A template for guiding the creation of new projects
- ProjectName = [your project name]
- This template will cover naming conventions and structure of directories, files, and metadata. This template will NOT cover how the actual data should be stored. (e.g. what should I name my columns in a csv?)
- [1]isacommons
- [2]axiomdatascience
A standard rule that applies to both directories and file names is to only use alphanumeric characters (and underscore) to name directories and files. If you have a motivated reason you can include periods [.] and dashes [-], but by default do not include these in your file names (excluding the period the extension uses (e.g. .txt, .csv, .tsv, etc.)

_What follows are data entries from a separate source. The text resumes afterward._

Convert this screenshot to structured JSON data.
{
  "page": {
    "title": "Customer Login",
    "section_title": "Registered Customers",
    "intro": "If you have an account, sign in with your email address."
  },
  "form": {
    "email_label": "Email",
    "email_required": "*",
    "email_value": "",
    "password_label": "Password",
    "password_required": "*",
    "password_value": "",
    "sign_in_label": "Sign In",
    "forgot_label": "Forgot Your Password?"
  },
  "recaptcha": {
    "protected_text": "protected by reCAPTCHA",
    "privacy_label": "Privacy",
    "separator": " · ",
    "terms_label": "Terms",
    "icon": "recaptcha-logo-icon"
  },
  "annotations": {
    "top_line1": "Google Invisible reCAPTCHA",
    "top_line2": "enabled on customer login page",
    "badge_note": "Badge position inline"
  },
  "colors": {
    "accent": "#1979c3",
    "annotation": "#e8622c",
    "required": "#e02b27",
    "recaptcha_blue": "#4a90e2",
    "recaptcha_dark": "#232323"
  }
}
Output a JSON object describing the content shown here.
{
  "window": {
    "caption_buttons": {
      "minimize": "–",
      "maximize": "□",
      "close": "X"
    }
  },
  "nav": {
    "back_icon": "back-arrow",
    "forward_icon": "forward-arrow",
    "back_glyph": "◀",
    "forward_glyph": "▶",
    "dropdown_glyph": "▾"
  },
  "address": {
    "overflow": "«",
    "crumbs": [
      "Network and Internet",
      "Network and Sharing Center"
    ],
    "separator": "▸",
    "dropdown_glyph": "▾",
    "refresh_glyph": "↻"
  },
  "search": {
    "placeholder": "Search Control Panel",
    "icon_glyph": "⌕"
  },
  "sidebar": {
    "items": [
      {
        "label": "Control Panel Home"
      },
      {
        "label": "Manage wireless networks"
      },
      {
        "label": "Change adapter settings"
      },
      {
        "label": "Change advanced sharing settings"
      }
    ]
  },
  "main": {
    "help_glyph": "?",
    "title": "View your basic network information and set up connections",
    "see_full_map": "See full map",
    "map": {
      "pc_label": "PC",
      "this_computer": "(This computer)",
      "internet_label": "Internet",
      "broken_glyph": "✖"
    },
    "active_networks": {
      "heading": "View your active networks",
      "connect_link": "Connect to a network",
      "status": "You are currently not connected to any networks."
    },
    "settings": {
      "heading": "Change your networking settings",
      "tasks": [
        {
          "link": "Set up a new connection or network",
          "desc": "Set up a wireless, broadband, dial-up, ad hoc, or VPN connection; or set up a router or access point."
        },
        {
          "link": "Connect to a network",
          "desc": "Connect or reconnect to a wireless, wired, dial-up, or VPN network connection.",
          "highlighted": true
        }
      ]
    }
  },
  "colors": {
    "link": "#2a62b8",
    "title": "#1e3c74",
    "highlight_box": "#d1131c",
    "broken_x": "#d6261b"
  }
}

Unless agreed upon for a specific context the following characters are banned for naming directories or files
[space][tab],/?'":;|\=+()[]{}*&^%$#@!`~
The default naming scheme for directories (i.e. folders) should use CamelCase. More Specifically, the one hump camelCase where the first word is lowercase, but the rest are uppercase (if they exist). So if the directory name is only one word, it will be all lowercase. However, significant departures could occur if the directory name becomes a part of the file name (see BIDS). CamelCase is more compact than snake_case, and we generally don't need the extra stylized notation (version control, date stamping) that looks better in snake_case. In short, the justification for CamelCase to name directories is two-fold:
- Compact
- distinguishes directories from filenames
NOTE: avoid abbreviations if possible, but if the abbreviation is the most sensical name, use all uppercase (e.g. MRI, FMRI). Naming is a balance between length and clarity.
The default naming scheme for files should use snake_case. snake_case gives us the lattitude to stylistically timestamp files, yyyymmdd_file_name.txt, or fork files to do something experimental, jdkent_file_name.txt. In general, all alpha characters should be lowercase (e.g. MRI becomes mri, MNI becomes mni, etc.), this will promote consistency across file names and make it easier to find files.
Try to avoid using proprietary formats as a method of data storage, stick with text (.txt), the CSV family (.csv,.tsv,.ssv, etc), and markdown (.md).
There are potentially three files that can help provide information about the data in the current directory, and they are README, CHANGES, and NOTES. README is the most important and can (if needed) subsume the roles of CHANGES and NOTES.
- README: This file describes the content and purpose of the directory, potentially also includes authors and contact information
- CHANGES: This file describes the changes that have occured to the contents of the directory, and uses a versioning system to keep track of the changes
- NOTES: This file describes permenant issues with the contents of the directory, or pieces of data that cannot be fixed.